As she fields calls from her workers on a cold winter day, it is obvious that such artistry—combined with a desire to make the world around her more beautiful—is what really drives Maria Hickey. “I love to take either a clean slate or an existing garden and take it from drab to fab for the customer, adding in lots of color, fragrance, and beauty, to make it look like it’s timeless,” she says. “Regardless of a customer’s budget, we can work miracles. Every one of our projects is garden tour ready.”
Silk flowers and white porcelain mermaids. Blooming baskets of live Narcissus, candles, and sachets. These are just a few of the unique, inspired-by-nature gifts and trinkets that Harvest of Barnstable staff create by hand right here on the Cape. The company’s talented designers and craftspeople put personal care into each of the designs they complete.
Now entering its 32nd year, Harvest of Barnstable is located at 89 Willow Street in Yarmouthport. Products are sold in the charming shop as well as through fine gift stores, catalogues, and e-commerce stores. Gifts can also be purchased on the company’s website and shipped both across the United States and internationally.
Starting at a young age, Nantucket native Karin Ganga Sheppard was fascinated by the cones of yarn that could be transformed into beautiful items. Karin’s childhood dreams came true when she opened Island Weaves on the island in 2000. From luxurious, 100 percent silk wedding shawls, to “Madaket Mall Mats,” multi-color rugs carefully assembled from recycled jeans, khaki pants, and recycled towels, Karin’s hand-woven designs are stamped with individuality.
“I use a lot of recycled materials in my rugs, but don’t have to gather these materials anymore,” Karin says. “Sometimes I go to unlock the door of my studio and there will be bags of old pants and products waiting for me.

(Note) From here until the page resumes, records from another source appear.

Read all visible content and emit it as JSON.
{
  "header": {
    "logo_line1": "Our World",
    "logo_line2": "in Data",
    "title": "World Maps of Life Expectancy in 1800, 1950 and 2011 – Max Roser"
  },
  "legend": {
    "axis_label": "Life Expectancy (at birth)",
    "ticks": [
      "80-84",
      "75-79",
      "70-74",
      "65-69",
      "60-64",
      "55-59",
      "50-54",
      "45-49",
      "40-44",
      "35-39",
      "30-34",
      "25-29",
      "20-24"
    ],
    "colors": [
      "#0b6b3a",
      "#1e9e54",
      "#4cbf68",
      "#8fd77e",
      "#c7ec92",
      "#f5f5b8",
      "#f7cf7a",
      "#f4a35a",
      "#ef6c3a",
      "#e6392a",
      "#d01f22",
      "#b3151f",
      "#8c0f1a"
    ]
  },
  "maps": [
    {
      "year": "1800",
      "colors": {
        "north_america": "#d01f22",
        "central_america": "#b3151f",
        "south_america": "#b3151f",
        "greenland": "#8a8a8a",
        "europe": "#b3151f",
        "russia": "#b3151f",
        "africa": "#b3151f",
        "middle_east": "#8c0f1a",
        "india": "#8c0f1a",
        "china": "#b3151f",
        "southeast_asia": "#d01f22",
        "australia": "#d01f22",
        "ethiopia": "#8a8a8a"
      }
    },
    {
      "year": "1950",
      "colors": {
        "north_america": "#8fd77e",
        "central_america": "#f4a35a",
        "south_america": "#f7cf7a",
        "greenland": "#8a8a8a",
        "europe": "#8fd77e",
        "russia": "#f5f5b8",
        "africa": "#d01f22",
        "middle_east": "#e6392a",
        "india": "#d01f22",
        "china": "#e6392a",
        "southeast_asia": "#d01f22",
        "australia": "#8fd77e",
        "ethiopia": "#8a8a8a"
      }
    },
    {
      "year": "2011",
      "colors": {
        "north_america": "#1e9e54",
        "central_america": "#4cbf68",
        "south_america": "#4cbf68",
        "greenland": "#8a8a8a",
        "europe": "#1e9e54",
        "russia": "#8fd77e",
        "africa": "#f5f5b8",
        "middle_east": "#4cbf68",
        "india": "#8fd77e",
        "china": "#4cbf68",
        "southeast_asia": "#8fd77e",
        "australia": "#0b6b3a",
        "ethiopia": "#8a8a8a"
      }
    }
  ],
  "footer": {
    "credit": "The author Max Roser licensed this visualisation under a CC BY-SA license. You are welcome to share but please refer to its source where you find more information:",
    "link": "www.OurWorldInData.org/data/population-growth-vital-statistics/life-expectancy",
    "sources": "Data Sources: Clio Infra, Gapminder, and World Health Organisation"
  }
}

It’s great to live in a small community where people know what your work is!”
It is a beautiful summer day on Cape Cod. You are relaxing with friends outside on sophisticated, elegant furniture.
Such scenes are part of the reason why Rick Concordia, owner of Casual Designs of Cape Cod, has had such success selling fine outdoor furniture. At two locations in Harwichport and Mashpee, homeowners flock throughout the year to buy furniture from distinctive manufacturers like Lloyd Flanders, Brown Jordan, and Gloster to set the stage for their perfect Cape Cod moments.
Casual Designs celebrated its 30th anniversary in 2013. “We offer high-end casual furnishings,” says Concordia. “Everything we sell is for outside, although we do sell furniture and accessories for sunrooms and sun porches, too.”
Concordia notes that Casual Designs’ strongest sellers are wicker, teak, and poly-resin furniture. “Teak is just a huge seller,” he says. “It weathers to a beautiful gray, just like the cedar shingles you see on Cape houses.”
Wicker has come a long way. “There are so many great wicker choices,” says Concordia. One Casual Designs mainstay is the Lloyd Flanders line. “This is wicker that is very authentic, but is a stainless strand with a fiber wrap around it that comes in many different finishes, which can be painted.” Concordia notes that homeowners can also opt for poly-resin furniture. “If you are looking for that wood look in colors, go for poly-resin,” he says.
Concordia says his employees are key to Casual Designs’ success. “We have a broad range of companies, manufacturers, and products, so we need a knowledgeable staff,” he explains, noting that the company also offers in-home design services. “We can go to the home with product books and samples. Some of the manufacturers have tools on the computer and we can place things to scale.
“A lot of people go on a resort vacation in the winter and they show us pictures and say, ‘That’s what we want at the Cape,’” says Concordia. “We are happy to make that happen!”